Morford's usual style really should be called "MarkLikesToRant", so no mystery why you can relate.

I agree Obama's very existence is a nice reminder that we don't *have* to accept the criminal stupidity of our present ruling class. The biggest value of an Obama presidency would be the wave of activism and political participation it inspires. The sausage-making machine on Capitol Hill won't suddenly become more appetizing to watch, but the debates in your local and state political campaigns might be more refreshingly connected to reality in the next several years.

Anonymous said...

hmmmmmmmmmm

Carla said...

hmmmmmmmmmm

Mr. Osborn said...

Brilliant.

I've got warm fuzzies.

Carla said...

not convinced.

Jeff said...

STS

From your lips to God's (sic) ears.

aaron osborn said...

i will have to say, I agree with sts that political involvement might increase.
I know I would be more likely to be involved, thinking that there is a way to change the political climate, and not be so nihilistic. which is the way i feel.

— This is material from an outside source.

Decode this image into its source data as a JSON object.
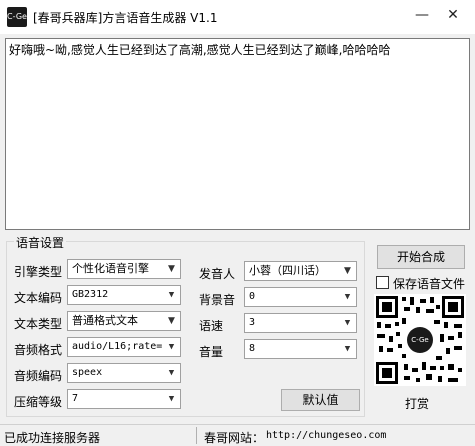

Obama's speech about race was more than refreshing, it was like getting clumpy muck scraped off the body, and like nat said, warm fuzzies.

but to be honest, it's nice to dream, but can it really happen?
are the corporations just too big and powerful?

???

but it is nice to dream and hope.
it's important.

anne said...

i am afraid to hope also, aaron
but when what do we have to lose at this point?
and i like what this post said about, yeah, that's right, this is who we are, we can decide to make this happen, for along time i was apolitical cause it seemed all so messy, and alot of people who i think likeminded with are not voting and are giving their voice up to those who do vote, so i for one want to reclaim what it is to be an american

AX said...

Jeff, appreciate your insightful and opinionated comments on itulip, will add your personal blog to my weekly reading....Thanks.